A profitable commerce in timber has already begun at Puget Sound. By official returns of 1866 it appears that it was exported to a long list of foreign countries and places, in which I find Victoria, Honolulu, Callao, Tahiti, Canton, Valparaiso, Adelaide, Hong Kong, Sydney, Montevideo, London, Melbourne, Shanghae, Peru, Coquimbo, Calcutta, Hilo, Cape Town, Cork, Guaymas, and Siam; and in this commerce were employed no less than eighteen ships, thirty barks, four brigs, twenty-eight schooners, and ten steamers. The value of the lumber and spars exported abroad was over half a million dollars, while more than four times that amount was shipped coastwise. But the coasts of Russian America are darker with trees than those further south. Pines, in which they abound, do not flourish as low down as Puget Sound. Northward, they are numerous and easily accessible.

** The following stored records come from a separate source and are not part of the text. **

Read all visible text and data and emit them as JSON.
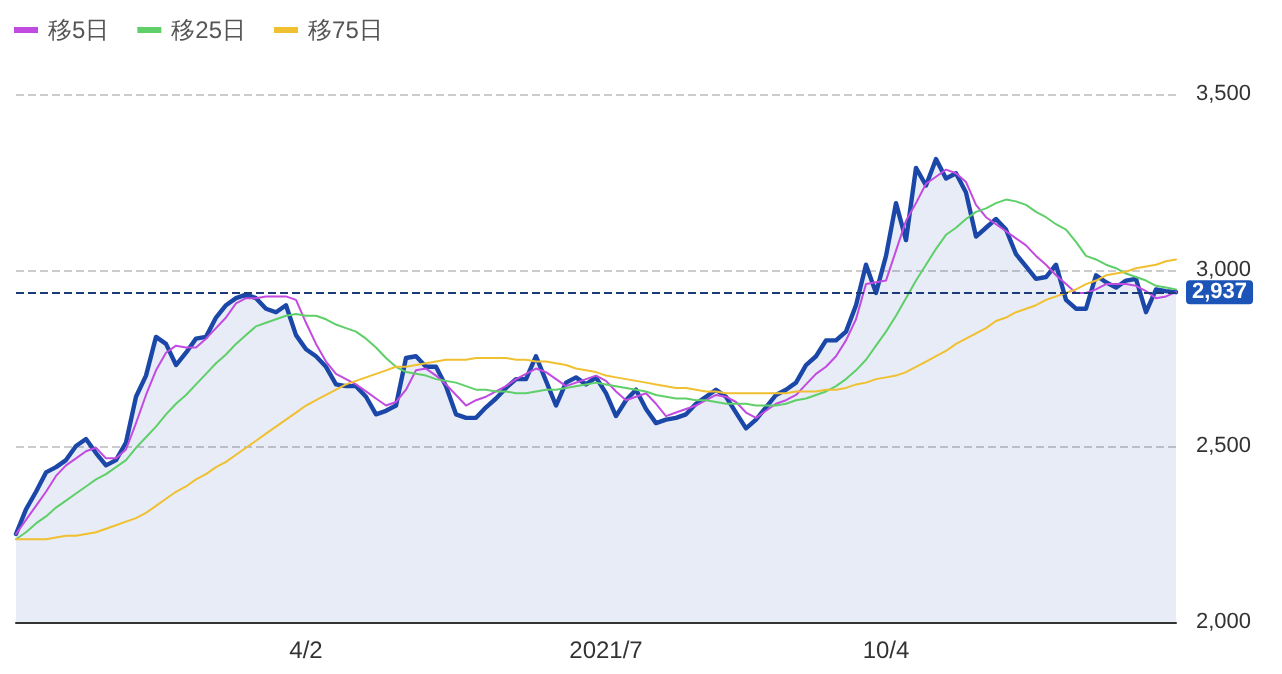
{
  "chart_data": {
    "type": "line",
    "categories": [
      null,
      null,
      null,
      null,
      null,
      null,
      null,
      null,
      null,
      null,
      null,
      null,
      null,
      null,
      null,
      null,
      null,
      null,
      null,
      null,
      null,
      null,
      null,
      null,
      null,
      null,
      null,
      null,
      null,
      "4/2",
      null,
      null,
      null,
      null,
      null,
      null,
      null,
      null,
      null,
      null,
      null,
      null,
      null,
      null,
      null,
      null,
      null,
      null,
      null,
      null,
      null,
      null,
      null,
      null,
      null,
      null,
      null,
      null,
      null,
      "2021/7",
      null,
      null,
      null,
      null,
      null,
      null,
      null,
      null,
      null,
      null,
      null,
      null,
      null,
      null,
      null,
      null,
      null,
      null,
      null,
      null,
      null,
      null,
      null,
      null,
      null,
      null,
      null,
      "10/4",
      null,
      null,
      null,
      null,
      null,
      null,
      null,
      null,
      null,
      null,
      null,
      null,
      null,
      null,
      null,
      null,
      null,
      null,
      null,
      null,
      null,
      null,
      null,
      null,
      null,
      null,
      null,
      null,
      null
    ],
    "ylim": [
      2000,
      3500
    ],
    "yticks": [
      {
        "value": 2000,
        "label": "2,000"
      },
      {
        "value": 2500,
        "label": "2,500"
      },
      {
        "value": 3000,
        "label": "3,000"
      },
      {
        "value": 3500,
        "label": "3,500"
      }
    ],
    "series": [
      {
        "type": "area",
        "color": "#1a47a8",
        "values": [
          2250,
          2320,
          2370,
          2425,
          2440,
          2460,
          2500,
          2520,
          2480,
          2445,
          2460,
          2510,
          2640,
          2700,
          2810,
          2790,
          2730,
          2765,
          2805,
          2810,
          2865,
          2900,
          2920,
          2930,
          2920,
          2890,
          2880,
          2900,
          2815,
          2775,
          2755,
          2725,
          2675,
          2670,
          2670,
          2640,
          2590,
          2600,
          2615,
          2750,
          2755,
          2725,
          2725,
          2670,
          2590,
          2580,
          2580,
          2610,
          2635,
          2665,
          2690,
          2690,
          2755,
          2685,
          2615,
          2680,
          2695,
          2675,
          2695,
          2650,
          2585,
          2630,
          2660,
          2605,
          2565,
          2575,
          2580,
          2590,
          2620,
          2640,
          2660,
          2640,
          2595,
          2550,
          2575,
          2610,
          2645,
          2660,
          2680,
          2730,
          2755,
          2800,
          2800,
          2825,
          2900,
          3015,
          2935,
          3040,
          3190,
          3085,
          3290,
          3240,
          3315,
          3260,
          3275,
          3220,
          3095,
          3120,
          3145,
          3115,
          3045,
          3010,
          2975,
          2980,
          3015,
          2915,
          2890,
          2890,
          2985,
          2965,
          2950,
          2970,
          2975,
          2880,
          2945,
          2940,
          2937
        ]
      },
      {
        "name": "移5日",
        "color": "#c14be0",
        "values": [
          2250,
          2290,
          2330,
          2370,
          2415,
          2445,
          2465,
          2485,
          2495,
          2465,
          2465,
          2490,
          2565,
          2645,
          2715,
          2765,
          2785,
          2780,
          2780,
          2805,
          2835,
          2865,
          2905,
          2920,
          2920,
          2925,
          2925,
          2925,
          2915,
          2850,
          2790,
          2740,
          2705,
          2690,
          2675,
          2655,
          2635,
          2615,
          2625,
          2660,
          2715,
          2720,
          2700,
          2675,
          2645,
          2615,
          2630,
          2640,
          2655,
          2670,
          2690,
          2705,
          2720,
          2710,
          2690,
          2670,
          2680,
          2690,
          2700,
          2685,
          2655,
          2630,
          2640,
          2650,
          2620,
          2585,
          2595,
          2605,
          2615,
          2630,
          2645,
          2640,
          2625,
          2595,
          2580,
          2600,
          2620,
          2630,
          2645,
          2675,
          2705,
          2725,
          2755,
          2800,
          2860,
          2960,
          2965,
          2970,
          3055,
          3140,
          3190,
          3245,
          3265,
          3285,
          3275,
          3250,
          3185,
          3150,
          3130,
          3110,
          3090,
          3070,
          3040,
          3015,
          2985,
          2960,
          2935,
          2935,
          2945,
          2960,
          2960,
          2960,
          2955,
          2940,
          2920,
          2925,
          2937
        ]
      },
      {
        "name": "移25日",
        "color": "#5fcf6a",
        "values": [
          2235,
          2255,
          2280,
          2300,
          2325,
          2345,
          2365,
          2385,
          2405,
          2420,
          2440,
          2460,
          2495,
          2525,
          2555,
          2590,
          2620,
          2645,
          2675,
          2705,
          2735,
          2760,
          2790,
          2815,
          2840,
          2850,
          2860,
          2870,
          2875,
          2870,
          2870,
          2860,
          2845,
          2835,
          2825,
          2805,
          2780,
          2750,
          2725,
          2710,
          2705,
          2700,
          2690,
          2685,
          2680,
          2670,
          2660,
          2660,
          2655,
          2655,
          2650,
          2650,
          2655,
          2660,
          2660,
          2665,
          2670,
          2675,
          2680,
          2675,
          2670,
          2665,
          2660,
          2655,
          2645,
          2640,
          2635,
          2635,
          2630,
          2630,
          2625,
          2620,
          2620,
          2620,
          2615,
          2615,
          2615,
          2620,
          2630,
          2635,
          2645,
          2655,
          2670,
          2690,
          2715,
          2745,
          2785,
          2825,
          2870,
          2920,
          2970,
          3015,
          3060,
          3100,
          3120,
          3145,
          3165,
          3175,
          3190,
          3200,
          3195,
          3185,
          3165,
          3150,
          3130,
          3115,
          3080,
          3040,
          3030,
          3015,
          3005,
          2990,
          2980,
          2970,
          2955,
          2950,
          2945
        ]
      },
      {
        "name": "移75日",
        "color": "#f0c030",
        "values": [
          2235,
          2235,
          2235,
          2235,
          2240,
          2245,
          2245,
          2250,
          2255,
          2265,
          2275,
          2285,
          2295,
          2310,
          2330,
          2350,
          2370,
          2385,
          2405,
          2420,
          2440,
          2455,
          2475,
          2495,
          2515,
          2535,
          2555,
          2575,
          2595,
          2615,
          2630,
          2645,
          2660,
          2675,
          2685,
          2695,
          2705,
          2715,
          2725,
          2725,
          2730,
          2735,
          2740,
          2745,
          2745,
          2745,
          2750,
          2750,
          2750,
          2750,
          2745,
          2745,
          2740,
          2740,
          2735,
          2730,
          2720,
          2715,
          2710,
          2700,
          2695,
          2690,
          2685,
          2680,
          2675,
          2670,
          2665,
          2665,
          2660,
          2655,
          2655,
          2650,
          2650,
          2650,
          2650,
          2650,
          2650,
          2650,
          2655,
          2655,
          2655,
          2660,
          2660,
          2665,
          2675,
          2680,
          2690,
          2695,
          2700,
          2710,
          2725,
          2740,
          2755,
          2770,
          2790,
          2805,
          2820,
          2835,
          2855,
          2865,
          2880,
          2890,
          2900,
          2915,
          2925,
          2935,
          2945,
          2960,
          2970,
          2985,
          2990,
          2995,
          3005,
          3010,
          3015,
          3025,
          3030
        ]
      }
    ],
    "ref_lines": [
      {
        "axis": "y",
        "value": 2937,
        "label": "2,937",
        "color": "#1a3a7a",
        "line_style": "dashed"
      }
    ],
    "grid": "y",
    "legend": "top left",
    "marker": "none",
    "line_style": "solid"
  }
}
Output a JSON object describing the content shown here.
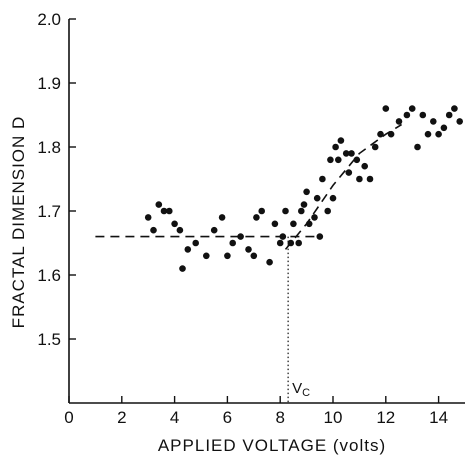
{
  "chart_data": {
    "type": "scatter",
    "title": "",
    "xlabel": "APPLIED VOLTAGE (volts)",
    "ylabel": "FRACTAL DIMENSION  D",
    "xlim": [
      0,
      15
    ],
    "ylim": [
      1.4,
      2.0
    ],
    "x_ticks": [
      0,
      2,
      4,
      6,
      8,
      10,
      12,
      14
    ],
    "y_ticks": [
      1.5,
      1.6,
      1.7,
      1.8,
      1.9,
      2.0
    ],
    "x_tick_labels": [
      "0",
      "2",
      "4",
      "6",
      "8",
      "10",
      "12",
      "14"
    ],
    "y_tick_labels": [
      "1.5",
      "1.6",
      "1.7",
      "1.8",
      "1.9",
      "2.0"
    ],
    "grid": false,
    "series": [
      {
        "points": [
          [
            3.0,
            1.69
          ],
          [
            3.2,
            1.67
          ],
          [
            3.4,
            1.71
          ],
          [
            3.6,
            1.7
          ],
          [
            3.8,
            1.7
          ],
          [
            4.0,
            1.68
          ],
          [
            4.2,
            1.67
          ],
          [
            4.3,
            1.61
          ],
          [
            4.5,
            1.64
          ],
          [
            4.8,
            1.65
          ],
          [
            5.2,
            1.63
          ],
          [
            5.5,
            1.67
          ],
          [
            5.8,
            1.69
          ],
          [
            6.0,
            1.63
          ],
          [
            6.2,
            1.65
          ],
          [
            6.5,
            1.66
          ],
          [
            6.8,
            1.64
          ],
          [
            7.0,
            1.63
          ],
          [
            7.1,
            1.69
          ],
          [
            7.3,
            1.7
          ],
          [
            7.6,
            1.62
          ],
          [
            7.8,
            1.68
          ],
          [
            8.0,
            1.65
          ],
          [
            8.1,
            1.66
          ],
          [
            8.2,
            1.7
          ],
          [
            8.4,
            1.65
          ],
          [
            8.5,
            1.68
          ],
          [
            8.7,
            1.65
          ],
          [
            8.8,
            1.7
          ],
          [
            8.9,
            1.71
          ],
          [
            9.0,
            1.73
          ],
          [
            9.1,
            1.68
          ],
          [
            9.3,
            1.69
          ],
          [
            9.4,
            1.72
          ],
          [
            9.5,
            1.66
          ],
          [
            9.6,
            1.75
          ],
          [
            9.8,
            1.7
          ],
          [
            9.9,
            1.78
          ],
          [
            10.0,
            1.72
          ],
          [
            10.1,
            1.8
          ],
          [
            10.2,
            1.78
          ],
          [
            10.3,
            1.81
          ],
          [
            10.5,
            1.79
          ],
          [
            10.6,
            1.76
          ],
          [
            10.7,
            1.79
          ],
          [
            10.9,
            1.78
          ],
          [
            11.0,
            1.75
          ],
          [
            11.2,
            1.77
          ],
          [
            11.4,
            1.75
          ],
          [
            11.6,
            1.8
          ],
          [
            11.8,
            1.82
          ],
          [
            12.0,
            1.86
          ],
          [
            12.2,
            1.82
          ],
          [
            12.5,
            1.84
          ],
          [
            12.8,
            1.85
          ],
          [
            13.0,
            1.86
          ],
          [
            13.2,
            1.8
          ],
          [
            13.4,
            1.85
          ],
          [
            13.6,
            1.82
          ],
          [
            13.8,
            1.84
          ],
          [
            14.0,
            1.82
          ],
          [
            14.2,
            1.83
          ],
          [
            14.4,
            1.85
          ],
          [
            14.6,
            1.86
          ],
          [
            14.8,
            1.84
          ]
        ]
      }
    ],
    "fits": [
      {
        "style": "dashed",
        "points": [
          [
            1.0,
            1.66
          ],
          [
            9.6,
            1.66
          ]
        ]
      },
      {
        "style": "dashed",
        "points": [
          [
            8.2,
            1.64
          ],
          [
            9.0,
            1.68
          ],
          [
            10.0,
            1.74
          ],
          [
            11.0,
            1.79
          ],
          [
            12.0,
            1.82
          ],
          [
            12.6,
            1.835
          ]
        ]
      }
    ],
    "annotations": [
      {
        "text": "V",
        "subscript": "C",
        "x": 8.3,
        "marker_line": "dotted-vertical",
        "y_from": 1.4,
        "y_to": 1.66
      }
    ]
  }
}
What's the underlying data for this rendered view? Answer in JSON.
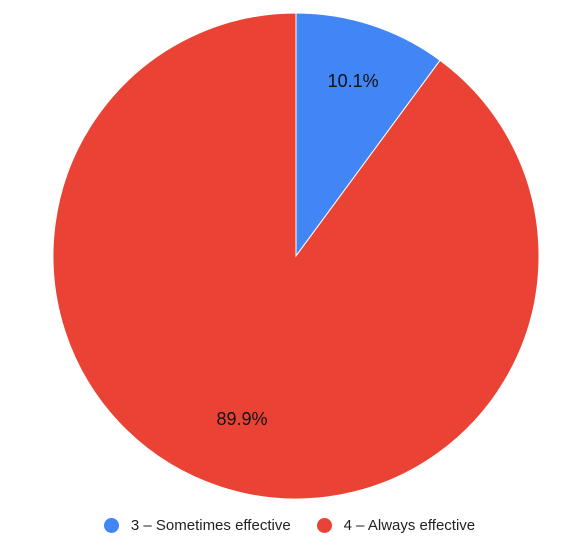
{
  "chart_data": {
    "type": "pie",
    "title": "",
    "slices": [
      {
        "label": "3 – Sometimes effective",
        "value": 10.1,
        "value_label": "10.1%",
        "color": "#4285f4"
      },
      {
        "label": "4 – Always effective",
        "value": 89.9,
        "value_label": "89.9%",
        "color": "#ea4335"
      }
    ],
    "start_angle": "12 o'clock",
    "direction": "clockwise",
    "legend_position": "bottom",
    "legend": [
      {
        "label": "3 – Sometimes effective",
        "color": "#4285f4"
      },
      {
        "label": "4 – Always effective",
        "color": "#ea4335"
      }
    ]
  }
}
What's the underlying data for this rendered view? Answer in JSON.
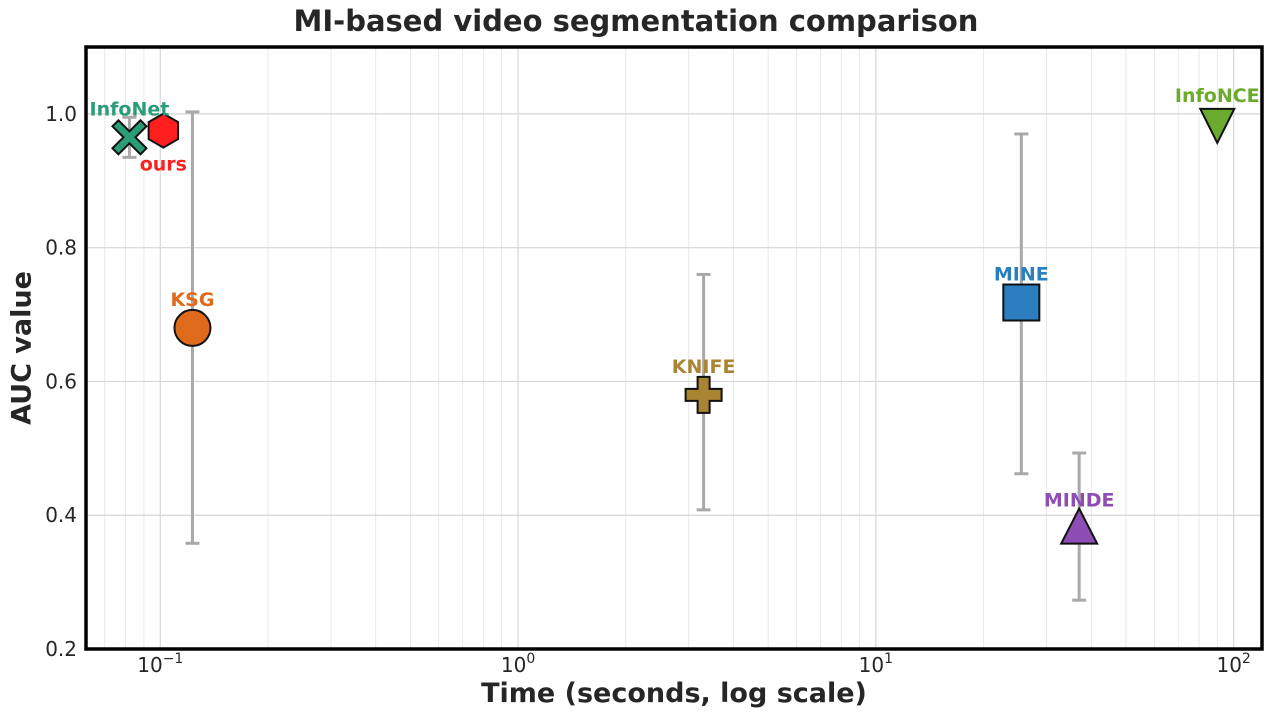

In our day the Flora of the coast has been explored with care. Kittlitz, who saw it as a naturalist, portrays it with the enthusiasm of an early navigator; but he speaks with knowledge. He, too, dwells on the “surprising power and luxuriance” of the pine forests, describing them with critical skill. The trees which he identifies are the Pinus Canadensis, distinguished for its delicate foliage; the Pinus Mertensiana, a new species, rival of the other in height; and the Pinus Palustris, growing on swampy declivities, and not attaining height. In the clearings or on the outskirts of thickets are shrubs, being chiefly a species of Rubus, with flowers of carmine and aromatic fruit. About and over all are mosses and lichens, invigorated by the constant moisture, while colossal trees, undermined or uprooted, crowd the surface, reminding the scientific observer of the accumulations of the coal measures. Two different prints in the London reproduction of the work of Kittlitz present pictures of these vegetable productions grouped for beauty and instruction. I refer to these, and also to the Essay of Hinds on “The Regions of Vegetation,” the latter to be found at the end of the volumes containing Belcher’s Voyage.